Fellow beer blogger Jeremy Labadie has co-authored a book with local historian Argyle Wolf Knapp called "New Orleans Beer: A Hoppy History of Big Easy Brewing," which they were signing at NOLA Brewing. I wrote this week's Gambit column on it, along with another historical event - the launch of NOLA Brewing's NOLA Funk series. Check it out!

In other news, it appears that a few thousand craft beer vultures in Tampa showed us why we can't have nice things. The owner of Cigar City, after the Hunahpu Day Debacle, says the brewery won't be hosting this event again, and future vintages of the (obviously) highly-sought after beer will be distributed to retailers like any other seasonal.

A couple of cool links about women in brewing (thanks to Jamie Jurado of Abita Brewing who is a link-loving ninja!) This is a blog post by the wonderful Julie Herz of It's a couple years old, but it's a great place to start with exploring the world of beer from a lady's point of view. This piece was written last week in celebration of International Women's Day on March 8. It relays 5 little-known facts about women's role in brewing history. Also, our regional neighbors to the east, Alabama, has just hired its first lady brewer!

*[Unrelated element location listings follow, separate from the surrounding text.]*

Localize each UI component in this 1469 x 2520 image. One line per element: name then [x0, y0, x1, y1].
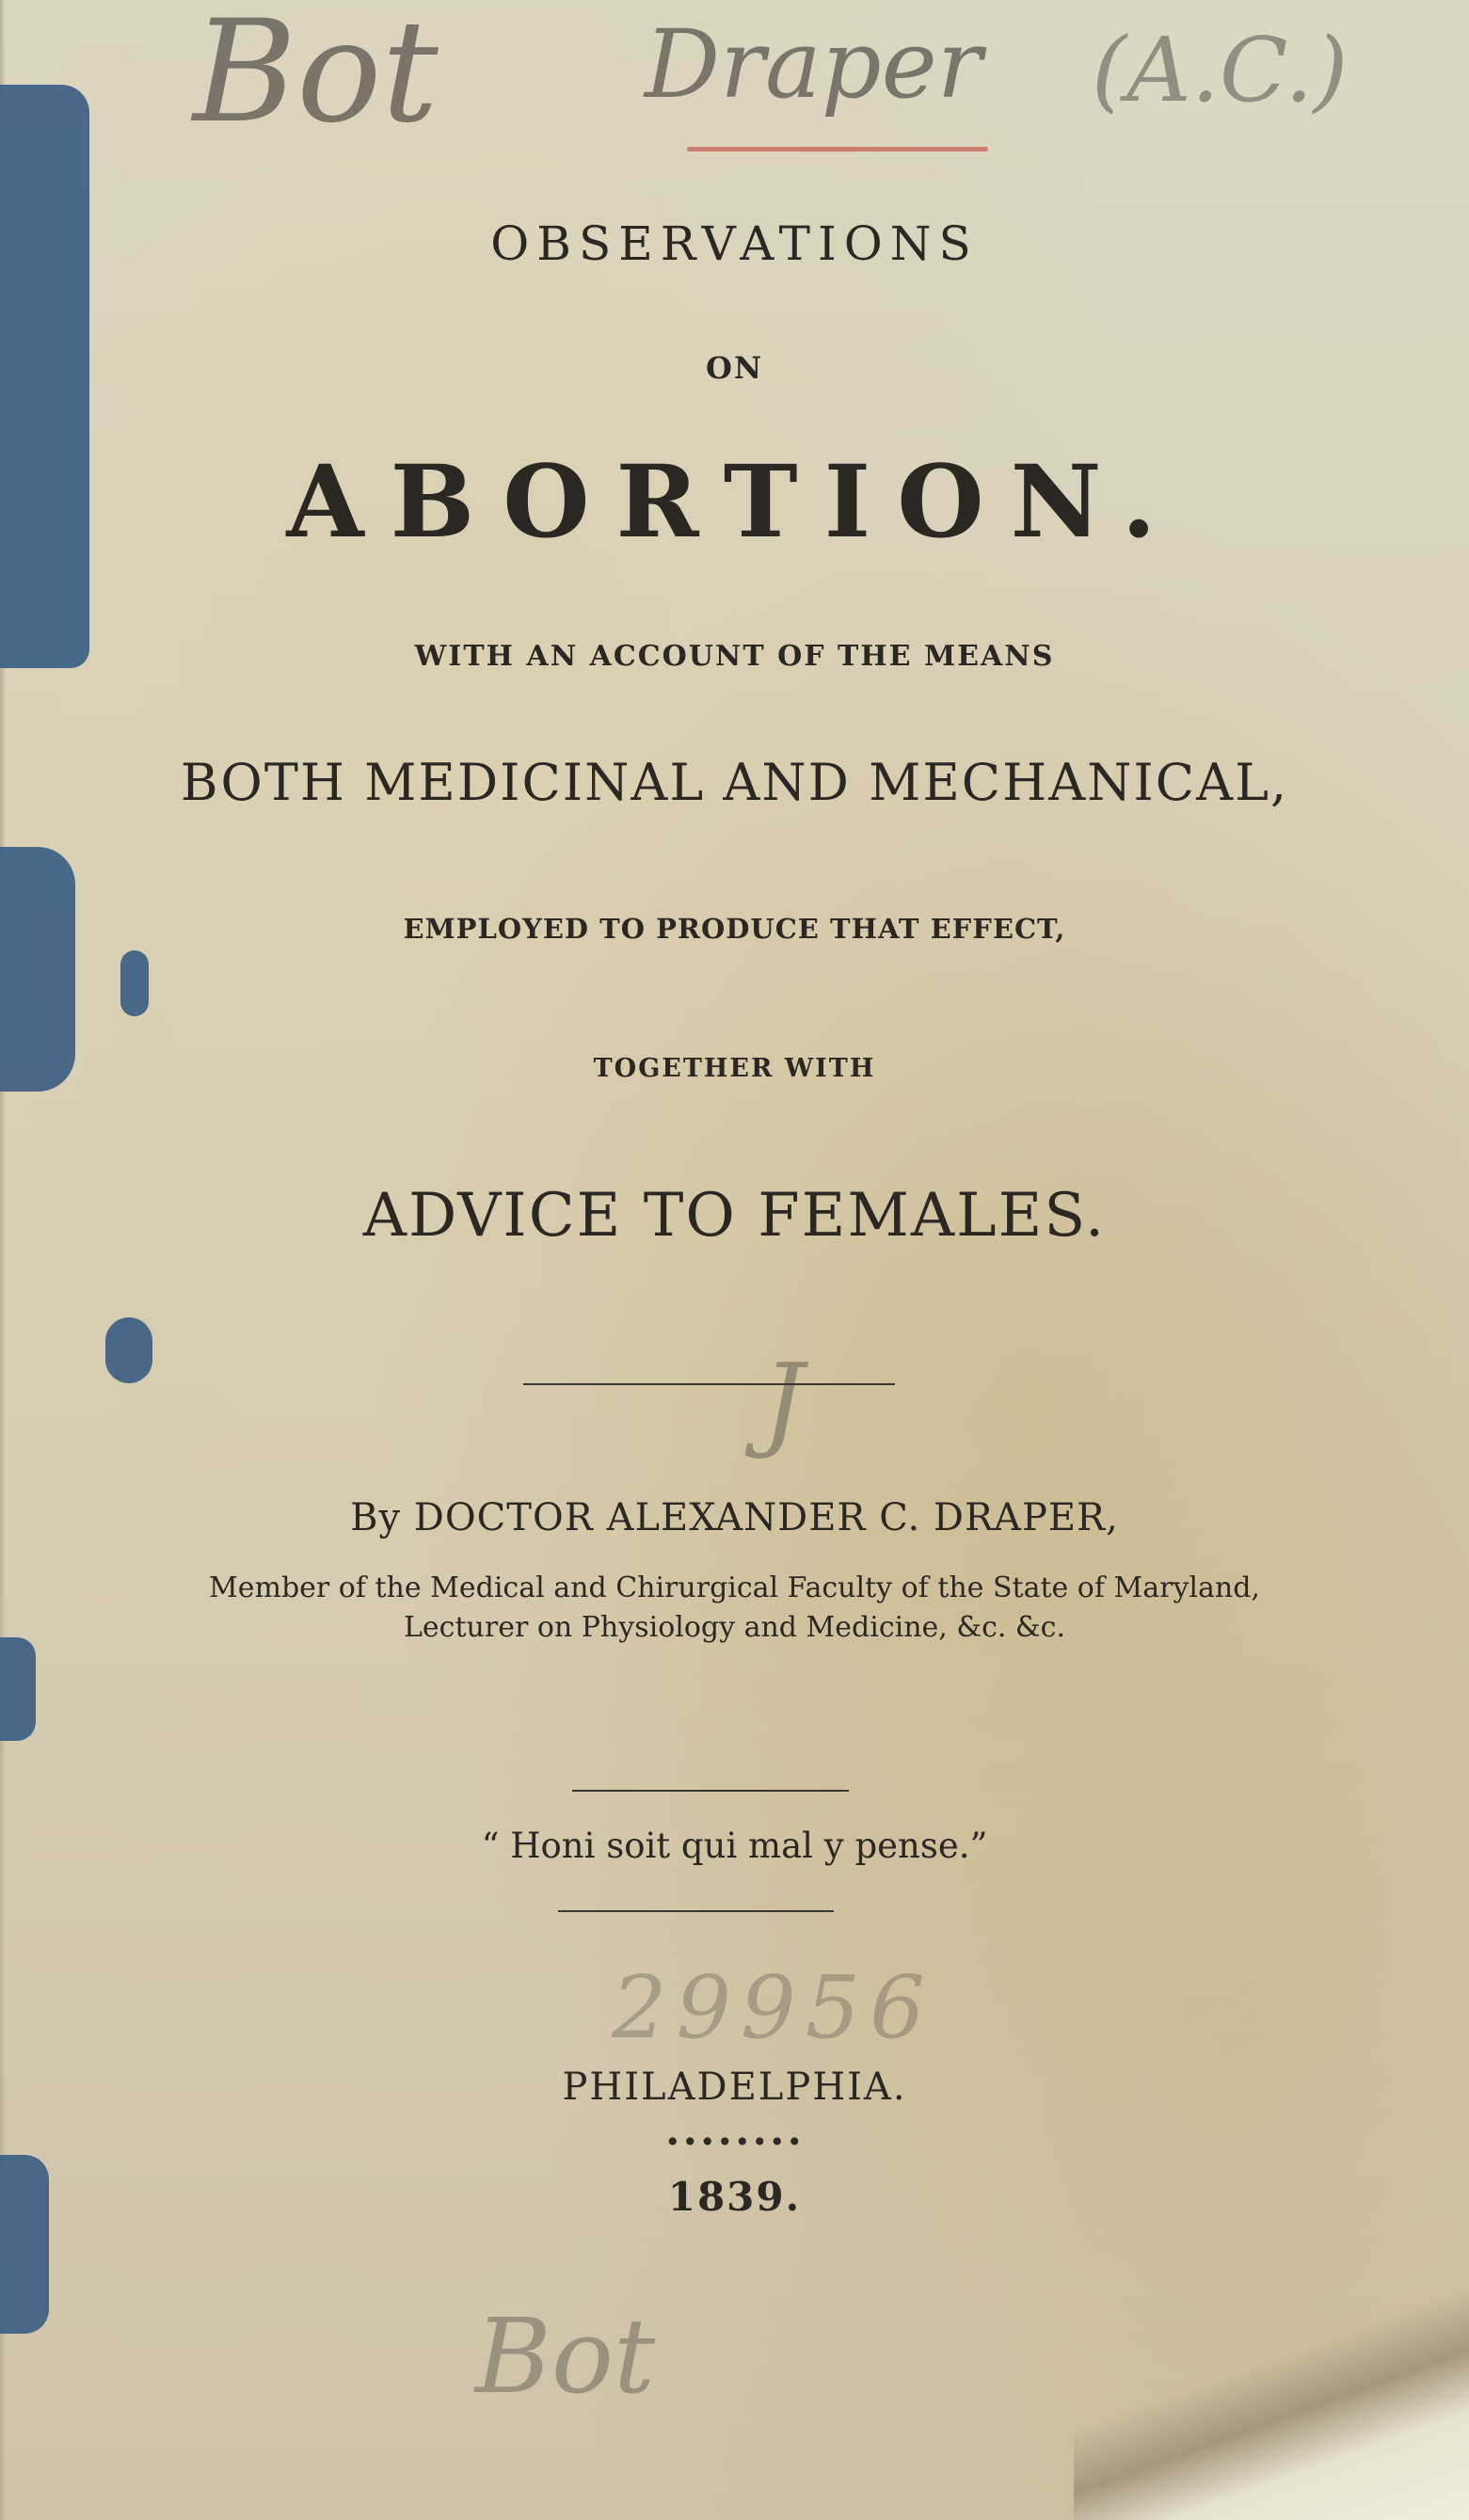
handwritten-author-name: Draper	[645, 9, 982, 120]
subtitle-line-2: BOTH MEDICINAL AND MECHANICAL,	[180, 753, 1289, 812]
author-credential-2: Lecturer on Physiology and Medicine, &c. &c.	[404, 1611, 1065, 1644]
handwritten-author-initials: (A.C.)	[1092, 19, 1349, 122]
handwritten-check-mark: J	[762, 1341, 805, 1461]
imprint-place: PHILADELPHIA.	[562, 2065, 907, 2109]
subtitle-line-3: EMPLOYED TO PRODUCE THAT EFFECT,	[403, 913, 1066, 945]
divider-rule	[558, 1910, 834, 1912]
subtitle-line-1: WITH AN ACCOUNT OF THE MEANS	[414, 640, 1055, 673]
subtitle-line-5: ADVICE TO FEMALES.	[362, 1181, 1107, 1251]
handwritten-accession-number: 29956	[612, 1957, 934, 2058]
divider-rule	[572, 1790, 849, 1792]
red-underline	[687, 147, 988, 152]
title-line-on: ON	[705, 350, 764, 386]
binding-remnant	[0, 1637, 36, 1741]
imprint-year: 1839.	[667, 2174, 802, 2220]
author-credential-1: Member of the Medical and Chirurgical Faculty of the State of Maryland,	[209, 1571, 1260, 1604]
binding-remnant	[105, 1317, 152, 1383]
author-byline: By DOCTOR ALEXANDER C. DRAPER,	[350, 1496, 1119, 1539]
subtitle-line-4: TOGETHER WITH	[593, 1054, 876, 1083]
motto: “ Honi soit qui mal y pense.”	[481, 1826, 988, 1866]
imprint-separator: ••••••••	[664, 2127, 805, 2158]
handwritten-shelfmark: Bot	[193, 0, 439, 154]
folded-corner	[1074, 2238, 1469, 2520]
divider-rule	[523, 1383, 895, 1385]
title-line-observations: OBSERVATIONS	[490, 216, 979, 271]
handwritten-shelfmark-bottom: Bot	[475, 2296, 656, 2416]
main-title: ABORTION.	[286, 442, 1183, 560]
binding-remnant	[120, 950, 149, 1016]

I spent yesterday dealing with the city and state around various processes involving beer. I spoke on behalf of Courtyard Brewing during their City Planning Commission meeting at City Hall. Following well reasoned and logical speeches from both owners (Scott Wood and Lindsay Helwig) and their landlord, the CPC passed Courtyard's application 5-0 and changed the requirements that Wood and Helwig were contesting. YAY!

I also sat in on a meeting between the Louisiana ATC Commissioner, Troy Hebert, a representative from the New Orleaans Department of Revenue, local breweries, homebrew clubs, retailers, and distributors to talk about how the law applies to WYES. There's been a newfound enforcement of laws that have been on the books for decades, but until recently, not really been paid attention to. It's causes some confusion and frustration, so the organizers of the WYES International Beer Festival thought it would be a good idea to have everyone sit down and figure it all out face to face.

Here are some of the salient points that came out of that meeting:

  • Breweries and distributors can NOT donate beer or equipment to a nonprofit event. The event needs to BUY all the beer and equipment ahead of time and then the brewery and/or distributor can write a check to the charity to cover those expenses.
  • That said, apparently brewpubs and other retail establishments don't have to do that - they can donate directly to the charity, because they are retailers, NOT manufacturers or distributors. (It took a little while to get to the bottom of this question.)
  • All STATE permits and licensing for homebrewers (and professional brewers?) are taken care of through the event organizer; in this case, WYES. 
  • Any events in the City of New Orleans needs to have fully licensed exhibitors; the exhibitor (brewery or homebrew club or group) needs to get their OWN exhibitor license; it costs $50 but is good for one calendar year (until December 31 of the year you bought it.) 
  • Distributors need to arrange for an City exhibitor license for each brewery in their portfolio that will have its own table and branded signage; however, if the brewery is under the auspices of the distributor, then it's the distributor that is responsible for the exhibitor license.
  • City exhibitor licenses should be applied for at least 30 days before the event.
  • State event and homebrew permits should be applied for (by the event organizer) at least 10 days before the event.
  • Commissioner Hebert also alluded to potential bills that may come up in this state legislative session to improve the processes around donating beer for breweries and distributors. No docket numbers have been assigned, so we'll see.
  • Hebert was also impressed that the beer community sat down to talk with him/the ATC well ahead of time so that everyone would be on the same page from the start. He definitely seemed to appreciate the willingness to listen and work out the details.